Visualizing The Unfudged Truth About American Income, And Some Trivia On The Uber-Wealthy

Visualizing The Unfudged Truth About American Income, And Some Trivia On The Uber-Wealthy:
When it comes to manipulating income and wealth data, the government and the BLS are second to none (well, maybe only second to China but we digress): after all there is nothing that gets Americans to spend more than thinking Joe Blow down the street may outspend them. And at 70% of GDP, Americans have to consume. And what better way to do that, than to fill the airwaves with propaganda that spending is going up, up, up (even if said surge is nowhere to be seen). So far so good. Yet one place where nominal and real income data can absolutely not be fudged is the Social Security Average Wage Index based on withholding data reported by employers, particularly the median wage, whose nominal change can then be extrapolated in real terms using CPI to create a chained series. And here is where things get messy: as John Lohman demonstrates in the chart below, real income based on median wages, dropped (in real terms) by 1.2% - the biggest year over year slide in over 20 years of data, which is surely news to Joe Blow, whose impetus to spend, spend, spend would be substantially less, if the awareness was there that everyone is making and thus spending less, which in turn would lead to even more accelerated deleveraging, which would ultimately lead to a faster return to the mean for the overall economy: a mean which is sustainable without constant monetary and fiscal intervention. And yes, there will be lots of pain in the transition from the current Frankenstein state to a true equilibrium state - something that Ron Paul has been pounding the table on for years, and is the reason why unfortunately he is unelectable - Americans can not stand to hear the truth. For this and more factual trivia, see the chart below.

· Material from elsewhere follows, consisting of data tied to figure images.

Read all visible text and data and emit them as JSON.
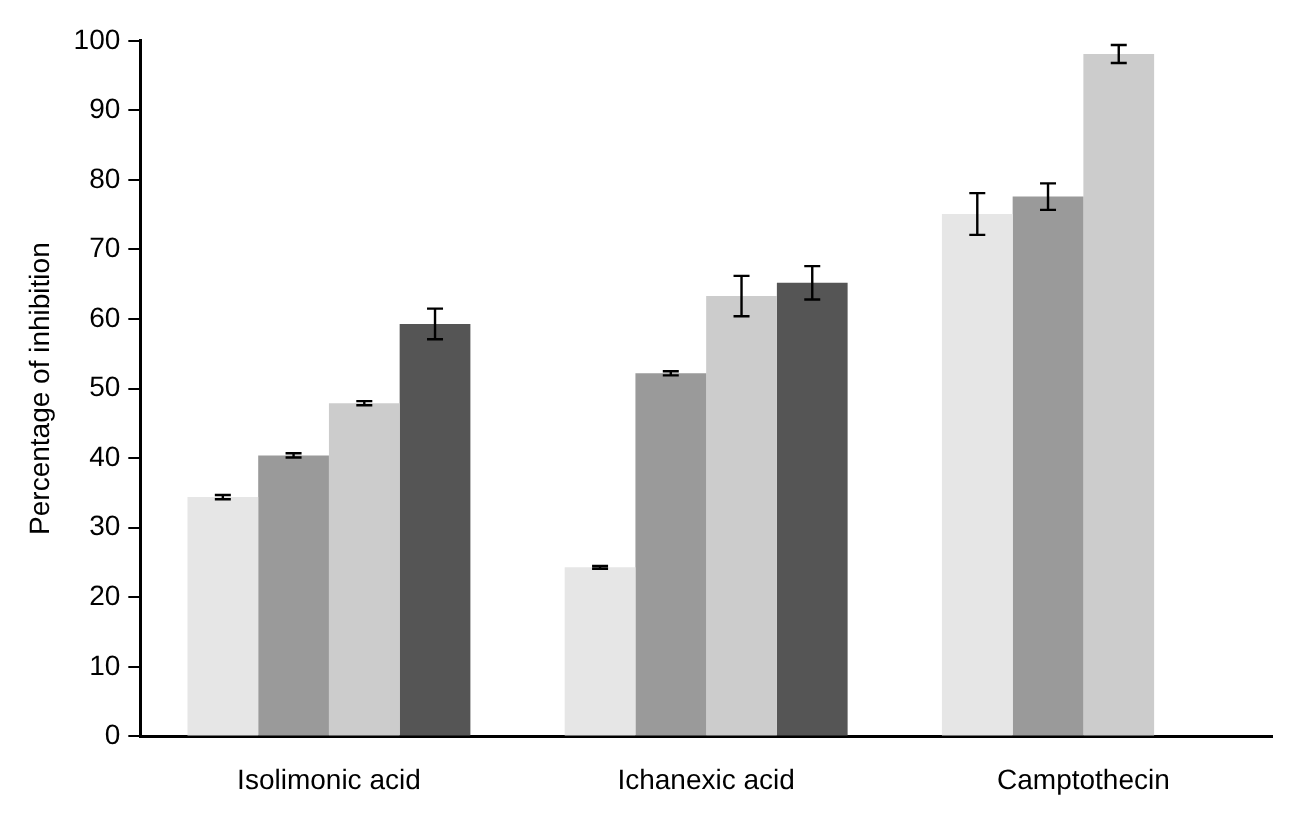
{
  "chart_data": {
    "type": "bar",
    "ylabel": "Percentage of inhibition",
    "categories": [
      "Isolimonic acid",
      "Ichanexic acid",
      "Camptothecin"
    ],
    "series": [
      {
        "color": "#e6e6e6",
        "values": [
          34.4,
          24.3,
          75.1
        ],
        "errors": [
          0.3,
          0.2,
          3.0
        ]
      },
      {
        "color": "#9a9a9a",
        "values": [
          40.4,
          52.2,
          77.6
        ],
        "errors": [
          0.3,
          0.3,
          1.9
        ]
      },
      {
        "color": "#cccccc",
        "values": [
          47.9,
          63.3,
          98.1
        ],
        "errors": [
          0.3,
          2.9,
          1.3
        ]
      },
      {
        "color": "#555555",
        "values": [
          59.3,
          65.2,
          null
        ],
        "errors": [
          2.2,
          2.4,
          null
        ]
      }
    ],
    "ylim": [
      0,
      100
    ],
    "yticks": [
      0,
      10,
      20,
      30,
      40,
      50,
      60,
      70,
      80,
      90,
      100
    ],
    "grid": false,
    "legend": false
  }
}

And as a tangential twist, here is nominal data on America's uber-wealthy, those making over $50 million, and those in the crosshairs of every daily bout of class warfare. The chart below breaks down both the number of total wage earners in the bucket per year, but also the actual compensation per earner. What may come as a big surprise is that while the number of uber-rich workers has roughly followed the gyrations of the market, the average reported compensation, at "just" $79.6 million, has dropped back to 1997 levels! Many questions arise: are the wealthiest just withholding far less; have they discovered new and improved ways to cook the books and minimize their total reported income; or, maybe they are just making less?